De ce moment sahélien qui s’étend sur un demi-siècle, il reste tout au plus un catalogue de modèles et d’études reposant sur des hypothèses infirmées par les méga-tendances multi séculaires. C’est que la dynamique géoclimatique de cet espace ne se laisse pas capturer par le premier modèle électronique venu et sa complexité non réductible aux trois paramètres que sont la population, les ressources et le pâturage. Le Sahel est toujours aussi humain que vivant et comme d’autres, aussi exposé à l’asséchement qu’au verdissement.
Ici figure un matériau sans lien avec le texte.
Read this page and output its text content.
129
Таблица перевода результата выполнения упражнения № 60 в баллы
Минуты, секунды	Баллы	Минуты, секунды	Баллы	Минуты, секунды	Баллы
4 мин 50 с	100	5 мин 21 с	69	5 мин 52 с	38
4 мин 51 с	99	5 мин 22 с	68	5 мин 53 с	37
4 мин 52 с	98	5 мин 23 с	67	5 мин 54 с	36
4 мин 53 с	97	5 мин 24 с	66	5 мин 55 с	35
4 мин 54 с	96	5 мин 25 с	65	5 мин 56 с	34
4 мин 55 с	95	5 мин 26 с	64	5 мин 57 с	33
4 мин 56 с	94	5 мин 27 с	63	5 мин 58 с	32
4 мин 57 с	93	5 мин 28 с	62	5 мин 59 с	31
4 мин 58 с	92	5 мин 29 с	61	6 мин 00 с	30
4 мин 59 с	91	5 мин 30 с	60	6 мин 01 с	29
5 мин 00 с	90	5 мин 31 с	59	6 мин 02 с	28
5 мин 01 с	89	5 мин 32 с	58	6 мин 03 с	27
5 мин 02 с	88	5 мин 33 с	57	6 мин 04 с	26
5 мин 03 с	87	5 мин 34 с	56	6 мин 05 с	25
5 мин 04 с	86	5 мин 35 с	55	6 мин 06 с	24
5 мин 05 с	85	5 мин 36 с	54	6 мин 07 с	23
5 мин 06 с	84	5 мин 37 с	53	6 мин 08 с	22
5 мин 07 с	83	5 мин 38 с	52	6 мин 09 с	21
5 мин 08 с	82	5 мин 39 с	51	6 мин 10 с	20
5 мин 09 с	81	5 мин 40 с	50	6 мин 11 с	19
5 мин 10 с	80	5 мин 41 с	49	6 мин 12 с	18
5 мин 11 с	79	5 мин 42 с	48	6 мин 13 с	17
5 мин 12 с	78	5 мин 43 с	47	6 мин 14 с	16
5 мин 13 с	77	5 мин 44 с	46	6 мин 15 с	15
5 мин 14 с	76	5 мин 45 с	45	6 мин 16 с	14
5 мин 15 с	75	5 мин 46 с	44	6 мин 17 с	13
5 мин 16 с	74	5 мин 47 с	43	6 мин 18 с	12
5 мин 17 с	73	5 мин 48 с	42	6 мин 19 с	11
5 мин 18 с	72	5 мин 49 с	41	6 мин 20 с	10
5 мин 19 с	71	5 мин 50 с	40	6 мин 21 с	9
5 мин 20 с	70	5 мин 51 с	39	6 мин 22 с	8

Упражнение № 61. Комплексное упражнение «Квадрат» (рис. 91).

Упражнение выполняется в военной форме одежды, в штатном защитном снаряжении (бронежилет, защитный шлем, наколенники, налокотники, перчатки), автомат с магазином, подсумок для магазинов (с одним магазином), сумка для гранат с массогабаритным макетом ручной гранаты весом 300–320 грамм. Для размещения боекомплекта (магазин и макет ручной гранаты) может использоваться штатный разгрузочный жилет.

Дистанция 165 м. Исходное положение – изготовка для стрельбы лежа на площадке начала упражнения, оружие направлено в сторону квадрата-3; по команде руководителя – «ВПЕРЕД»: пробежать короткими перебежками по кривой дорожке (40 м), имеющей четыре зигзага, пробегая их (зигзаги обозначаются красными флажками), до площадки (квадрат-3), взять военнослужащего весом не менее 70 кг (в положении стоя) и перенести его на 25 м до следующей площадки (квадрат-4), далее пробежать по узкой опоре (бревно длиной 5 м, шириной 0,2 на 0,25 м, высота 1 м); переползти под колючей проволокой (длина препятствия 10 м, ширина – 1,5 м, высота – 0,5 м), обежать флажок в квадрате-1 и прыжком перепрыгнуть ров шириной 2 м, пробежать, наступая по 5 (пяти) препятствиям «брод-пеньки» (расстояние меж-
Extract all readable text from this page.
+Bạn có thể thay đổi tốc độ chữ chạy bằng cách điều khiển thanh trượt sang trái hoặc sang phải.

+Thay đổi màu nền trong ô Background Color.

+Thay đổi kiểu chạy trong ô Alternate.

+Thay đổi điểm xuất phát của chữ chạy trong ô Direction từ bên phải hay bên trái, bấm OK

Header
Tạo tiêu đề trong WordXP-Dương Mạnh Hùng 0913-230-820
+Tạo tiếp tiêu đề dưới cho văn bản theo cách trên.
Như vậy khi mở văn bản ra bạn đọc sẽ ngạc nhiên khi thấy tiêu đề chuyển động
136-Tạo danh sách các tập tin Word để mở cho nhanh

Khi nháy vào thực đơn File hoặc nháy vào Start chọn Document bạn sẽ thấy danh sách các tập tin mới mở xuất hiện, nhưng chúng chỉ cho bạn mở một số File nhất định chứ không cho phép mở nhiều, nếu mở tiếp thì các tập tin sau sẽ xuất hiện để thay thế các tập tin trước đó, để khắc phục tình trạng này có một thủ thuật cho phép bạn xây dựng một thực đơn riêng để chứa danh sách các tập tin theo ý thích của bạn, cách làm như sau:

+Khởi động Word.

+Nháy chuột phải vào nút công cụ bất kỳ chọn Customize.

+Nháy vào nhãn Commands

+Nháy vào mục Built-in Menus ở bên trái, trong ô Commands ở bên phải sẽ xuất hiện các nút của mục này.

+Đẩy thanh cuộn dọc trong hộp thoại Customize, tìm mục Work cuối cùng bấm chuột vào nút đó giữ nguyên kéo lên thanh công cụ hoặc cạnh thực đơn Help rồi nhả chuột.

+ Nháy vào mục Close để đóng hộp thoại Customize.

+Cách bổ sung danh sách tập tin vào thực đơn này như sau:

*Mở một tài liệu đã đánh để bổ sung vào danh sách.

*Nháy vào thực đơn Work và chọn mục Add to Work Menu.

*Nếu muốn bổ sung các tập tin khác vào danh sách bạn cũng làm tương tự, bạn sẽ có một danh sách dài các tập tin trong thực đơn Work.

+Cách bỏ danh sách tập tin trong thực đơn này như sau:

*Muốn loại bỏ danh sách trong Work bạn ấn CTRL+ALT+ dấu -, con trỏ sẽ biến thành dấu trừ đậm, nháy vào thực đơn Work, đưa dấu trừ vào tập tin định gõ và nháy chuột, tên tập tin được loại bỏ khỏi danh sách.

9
Il ne pouvait en être autrement pour un espace aux contours aussi flous et qui n’en est pas moins emblématique de l’intégration positive du fait de l’absence d’obstacles naturelles à la circulation des personnes malgré toutes les frontières physiques, techniques et fiscales héritées de l’époque coloniale. 

Le Sahel au secours du MIT 

La décision de réaliser l’exercice remonte au mois de juin 1973. Au cours d’une réunion convoquée par les Nations-Unies sur la situation du Sahel, l’Etat Fédéral propose de fournir la méthodologie globale pour la résolution de ce problème complexe et confie au MIT le soin d’apporter la réponse avant septembre 1974. Cependant le court délai et l’absence de coordination dans le pilotage de l’étude entachent la rigueur de la démarche, davantage influencée par des considérations indépendantes du problème, dont la rédaction d’une thèse par un membre de l’équipe et les controverses déclenchées par la publication quasi-simultanée des « Limites de la Croissance » et de « World Dynamics ». Ces deux exercices déclenchent une émotion mondiale, leurs auteurs comparés à des « éco-boys », accusés de simplification à outrance, d'irresponsabilité et d'incompétence par des économistes tels que W. D. Nordhaus, V. Leontieff… Le G77 regroupant les pays en développement non-membres de l’OTAN et du Bloc Soviétique repousse aussi ce qu’il qualifie de « coup d’état technocratique » pendant que le premier choc pétrolier ébranle l’ordre établi. L’approche est jugée d’autant plus dangereuse et manipulatoire qu’elle se prétend universaliste. Un modèle alternatif est mis au point sous l’influence des théories de la dépendance amplifiant ces critiques (Latin American World Model ou LAWM Bariloche).
 
Hasard ou calcul, l’exercice TCS est vite détourné de son objet initial pour conforter les résultats des simulations conduisant à l’effondrement de l’économie mondiale sous l’effet cumulé des limites sur les ressources, de la surpopulation et de la pollution. La question de la famine au Sahel permet donc de faire diversion et surtout d’illustrer l’influence mondiale des USA. C’est ainsi qu’a été organisé le voyage du Sahel dans « Interfutures » pour atterrir à l’OCDE dans un projet du même nom chargé de recycler la tragédie des communs dans le dialogue nord-sud et pendant ce temps, l’enfermer dans un Club à coup d’études prospectives qui n’en finissent plus.  L’essentiel de l’agenda tournait autour de la fracture des pays en développement pour contrôler les ressources.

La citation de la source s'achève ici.